The ion retardation resin is a so-called "snake cage polyelectrolyte" as discussed in an article in Industrial and Engineering Chemistry, Vol. 49, No. 11, November 1957, pages 1812-1819, entitled "Preparation and Use of Snake Cage Polyelectrolytes" by M. J. Hatch, J. A. Dillon and H. P. Smith. Such snake cage polyelectrolytes comprise a crosslinked polymer which contains pendant strong base groups which polymer further contains a second polymer, usually linear, which contains a plurality of pendant weakly acidic groups. In such snake cage polyelectrolytes the strongly basic groups and weakly acidic groups become ionically associated with each other. However, due to an excess of strong base groups or steric factors, some of the strong base groups do not become associated with a weak acid group. The presence of these unassociated strong base groups leads to a reduction of the ability of the resin to separate salts. As a result, some "leakage" of the undesired salt into the eluant fraction containing the desired salt occurs.

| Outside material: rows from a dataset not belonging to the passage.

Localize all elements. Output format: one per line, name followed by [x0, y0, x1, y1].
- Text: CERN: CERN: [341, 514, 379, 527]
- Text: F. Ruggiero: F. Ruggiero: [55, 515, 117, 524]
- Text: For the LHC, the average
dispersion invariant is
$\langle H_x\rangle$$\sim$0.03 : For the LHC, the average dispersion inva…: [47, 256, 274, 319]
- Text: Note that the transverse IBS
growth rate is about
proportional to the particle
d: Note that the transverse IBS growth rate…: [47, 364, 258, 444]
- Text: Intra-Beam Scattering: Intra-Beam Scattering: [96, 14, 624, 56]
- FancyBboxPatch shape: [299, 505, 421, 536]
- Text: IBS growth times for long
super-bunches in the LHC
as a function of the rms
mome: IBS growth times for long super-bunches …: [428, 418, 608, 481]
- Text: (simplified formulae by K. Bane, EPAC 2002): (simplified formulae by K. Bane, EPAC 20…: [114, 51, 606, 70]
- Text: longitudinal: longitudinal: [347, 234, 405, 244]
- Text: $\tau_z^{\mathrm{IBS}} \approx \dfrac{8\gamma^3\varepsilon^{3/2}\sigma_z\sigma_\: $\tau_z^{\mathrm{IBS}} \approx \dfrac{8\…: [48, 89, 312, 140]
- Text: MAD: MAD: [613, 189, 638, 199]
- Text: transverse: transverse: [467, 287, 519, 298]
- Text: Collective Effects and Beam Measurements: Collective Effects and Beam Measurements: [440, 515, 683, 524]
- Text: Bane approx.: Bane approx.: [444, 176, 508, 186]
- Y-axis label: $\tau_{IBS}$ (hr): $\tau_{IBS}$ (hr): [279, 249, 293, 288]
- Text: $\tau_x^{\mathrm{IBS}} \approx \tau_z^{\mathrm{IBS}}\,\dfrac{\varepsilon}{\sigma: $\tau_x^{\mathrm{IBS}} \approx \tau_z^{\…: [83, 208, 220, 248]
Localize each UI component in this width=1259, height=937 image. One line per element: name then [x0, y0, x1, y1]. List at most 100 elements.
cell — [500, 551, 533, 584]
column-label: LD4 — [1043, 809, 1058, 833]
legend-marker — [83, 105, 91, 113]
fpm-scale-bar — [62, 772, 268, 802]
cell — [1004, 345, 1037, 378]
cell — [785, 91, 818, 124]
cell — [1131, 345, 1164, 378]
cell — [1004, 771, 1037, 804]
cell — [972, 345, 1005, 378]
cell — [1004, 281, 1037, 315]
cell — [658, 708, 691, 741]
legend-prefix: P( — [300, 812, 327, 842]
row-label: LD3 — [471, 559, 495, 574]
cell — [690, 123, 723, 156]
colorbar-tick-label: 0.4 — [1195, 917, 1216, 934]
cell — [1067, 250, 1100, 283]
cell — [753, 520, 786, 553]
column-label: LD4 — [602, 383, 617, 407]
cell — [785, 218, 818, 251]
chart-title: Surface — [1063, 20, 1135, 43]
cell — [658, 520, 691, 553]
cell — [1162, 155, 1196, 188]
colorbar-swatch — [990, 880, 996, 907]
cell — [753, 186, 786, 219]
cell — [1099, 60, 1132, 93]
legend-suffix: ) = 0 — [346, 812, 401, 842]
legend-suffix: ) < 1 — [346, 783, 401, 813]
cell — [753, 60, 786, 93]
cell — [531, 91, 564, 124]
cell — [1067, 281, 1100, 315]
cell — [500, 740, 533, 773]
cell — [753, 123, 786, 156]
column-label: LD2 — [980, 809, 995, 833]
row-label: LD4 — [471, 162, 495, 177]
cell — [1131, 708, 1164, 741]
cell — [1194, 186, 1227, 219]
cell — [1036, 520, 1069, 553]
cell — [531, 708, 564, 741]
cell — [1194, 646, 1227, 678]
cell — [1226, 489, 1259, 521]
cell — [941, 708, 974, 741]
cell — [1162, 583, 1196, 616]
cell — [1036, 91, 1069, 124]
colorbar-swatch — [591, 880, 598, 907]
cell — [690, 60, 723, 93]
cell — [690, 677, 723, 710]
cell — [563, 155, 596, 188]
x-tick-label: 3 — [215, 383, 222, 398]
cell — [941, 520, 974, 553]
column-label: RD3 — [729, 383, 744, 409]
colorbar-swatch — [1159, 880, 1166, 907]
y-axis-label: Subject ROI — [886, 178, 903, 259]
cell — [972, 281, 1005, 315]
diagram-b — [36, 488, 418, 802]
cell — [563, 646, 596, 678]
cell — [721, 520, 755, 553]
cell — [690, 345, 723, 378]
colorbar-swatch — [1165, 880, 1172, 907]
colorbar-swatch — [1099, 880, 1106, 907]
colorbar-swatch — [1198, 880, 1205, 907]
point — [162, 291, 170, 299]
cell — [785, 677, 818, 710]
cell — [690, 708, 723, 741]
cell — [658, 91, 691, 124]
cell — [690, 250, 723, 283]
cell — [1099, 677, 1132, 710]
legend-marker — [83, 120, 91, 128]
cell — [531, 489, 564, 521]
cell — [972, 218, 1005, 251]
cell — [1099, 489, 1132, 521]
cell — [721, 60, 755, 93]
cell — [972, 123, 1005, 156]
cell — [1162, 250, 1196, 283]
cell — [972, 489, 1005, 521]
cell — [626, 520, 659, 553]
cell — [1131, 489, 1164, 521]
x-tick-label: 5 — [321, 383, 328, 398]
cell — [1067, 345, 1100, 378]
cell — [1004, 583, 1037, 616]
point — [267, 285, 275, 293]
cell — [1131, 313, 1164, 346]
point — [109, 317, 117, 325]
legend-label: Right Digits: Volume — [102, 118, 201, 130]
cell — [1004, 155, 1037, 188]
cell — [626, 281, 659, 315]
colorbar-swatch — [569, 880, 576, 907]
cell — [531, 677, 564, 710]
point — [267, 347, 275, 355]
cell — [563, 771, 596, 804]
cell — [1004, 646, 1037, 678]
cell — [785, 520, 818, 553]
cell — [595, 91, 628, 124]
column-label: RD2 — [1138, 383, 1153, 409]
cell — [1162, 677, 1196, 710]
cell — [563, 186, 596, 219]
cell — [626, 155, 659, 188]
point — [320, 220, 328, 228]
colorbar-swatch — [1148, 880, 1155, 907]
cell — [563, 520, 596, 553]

Previous attempts to reduce the amount of such leakage have focused on reducing the amount of unassociated strong base groups (hereinafter referred to as .DELTA.C.sup.+) in the resin. See, for example, U.S. Pat. Nos. 4,154,801 and 4,235,717. Typically, this is achieved by employing a large excess of the acid group-containing polymer. Unfortunately, however, such ion retardation resins having very low .DELTA.C.sup.+ are difficult to prepare and in use still do not separate salts completely.
Accordingly, it would be desirable to provide a method for separating mixtures of salts in aqueous solutions whereby very clean, efficient separation of said salts is achieved.